In [2]:
import pandas as pd
#readme 
def check_columns(data, controlcolumns, ignore_extra = True):
    '''
    Signature:
        check_columns(
        data: 'DataFrame',
        controlcolumns: 'list-like'
        ignore_extra = True
        ) -> 'bool'
    Docstring:
        Проверяет соответствие столбцов в обрабатываемом файле, 
        по умолчанию игнорирует избыточные столбцы
    Parametrs
    ---------
        data: DataFrame
        controlcolumns: 'list-like'
            должны содержаться эти столбцы
        ignore_extra: bool, default True
            игнорирует избыточные столбцы
    Returns
    -------
        True|False
    '''
    set_data_columns = set(data.columns)
    set_columns = set (controlcolumns)
    if ignore_extra:
        return set_columns.issubset(set_data_columns)
    else:
        return set_columns == set_data_columns
    

In [19]:
def firstclear(df):
    '''
    Signature:
        first_clear(
        df: 'DataFrame',
        ) -> 'DataFrame'
    Docstring:
        Удаляет неинформативные данные с пустой ценой с df, возвращает удаленные в виде 
        DataFrame
    Parametrs
    ---------
        df: DataFrame
    
    Returns
    -------
        DataFrame
    '''
    deleted = df[df['price'].isna()]
    df.dropna(subset=['price'], inplace=True)
    return deleted

In [15]:
data = pd.read_excel('data/_joined-2022-09-09-10-18-Copy1.xlsx')

In [18]:
len(data)

35647

In [17]:
len(firstclear(data))

8

In [20]:
import unittest
import pandas as pd

class Test_checkcolumns(unittest.TestCase):
    def test_firstclear(self):
        data = pd.read_excel('data/_joined-2022-09-09-10-18-Copy1.xlsx')
        deleted = firstclear(data)
        self.assertEqual((len(data),len(deleted)), (35647,8))
    
    
    def test_len(self):
        data = pd.read_excel('data/_joined-2022-09-09-10-18-Copy1.xlsx')
        self.assertEqual(len(data), 35655)
    
    def test_checkcolumns_v2(self):
        data = pd.read_excel('data/_joined-2022-09-09-10-18-Copy1.xlsx').head()
        controlcolumns = {'art', 'd0', 'd1', 'filname', 'gems', 'gems2', 'gold',
 'gold2', 'h1', 'price', 'price2', 'source', 'url', 'weight'}
        self.assertEqual(check_columns(data, controlcolumns), True)
        
    def test_checkcolumns_v1(self):
        data = pd.read_excel('data/_joined-2022-09-09-10-18-Copy1.xlsx').head()
        controlcolumns = {'art', 'extracol', 'd0', 'd1', 'filname', 'gems', 'gems2', 'gold',
 'gold2', 'h1', 'price', 'price2', 'source', 'url', 'weight'}
        self.assertEqual(check_columns(data, controlcolumns), False)
        
    def test_checkcolumns_v3(self):
        data = pd.read_excel('data/_joined-2022-09-09-10-18-Copy1.xlsx').head()
        controlcolumns = {'art', 'd0', 'd1', 'filname', 'gems', 'gems2', 'gold',
 'gold2', 'h1', 'price', 'price2', 'source', 'url', 'weight'}
        self.assertEqual(check_columns(data, controlcolumns, ignore_extra=False), False)

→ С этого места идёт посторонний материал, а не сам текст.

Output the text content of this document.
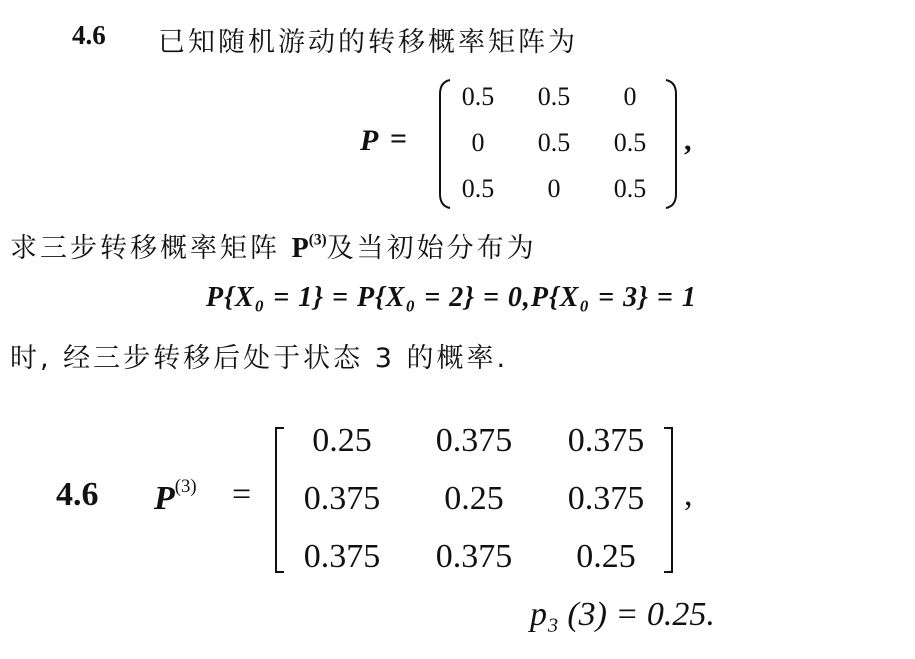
4.6 已知随机游动的转移概率矩阵为
P =
0.5	0.5	0
0	0.5	0.5
0.5	0	0.5
,
求三步转移概率矩阵 $P^{(3)}$及当初始分布为
P{X₀ = 1} = P{X₀ = 2} = 0,P{X₀ = 3} = 1
时, 经三步转移后处于状态 3 的概率.
4.6 $P^{(3)}$ =
0.25	0.375	0.375
0.375	0.25	0.375
0.375	0.375	0.25
,
p₃ (3) = 0.25.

res = unittest.main(argv=[''], verbosity=3, exit=False)

# if we want our notebook to stop processing due to failures, we need a cell itself to fail
assert len(res.result.failures) == 0


test_checkcolumns_v1 (__main__.Test_checkcolumns) ... ok
test_checkcolumns_v2 (__main__.Test_checkcolumns) ... ok
test_checkcolumns_v3 (__main__.Test_checkcolumns) ... ok
test_firstclear (__main__.Test_checkcolumns) ... ok
test_len (__main__.Test_checkcolumns) ... ok

----------------------------------------------------------------------
Ran 5 tests in 30.874s

OK


In [21]:
check_columns?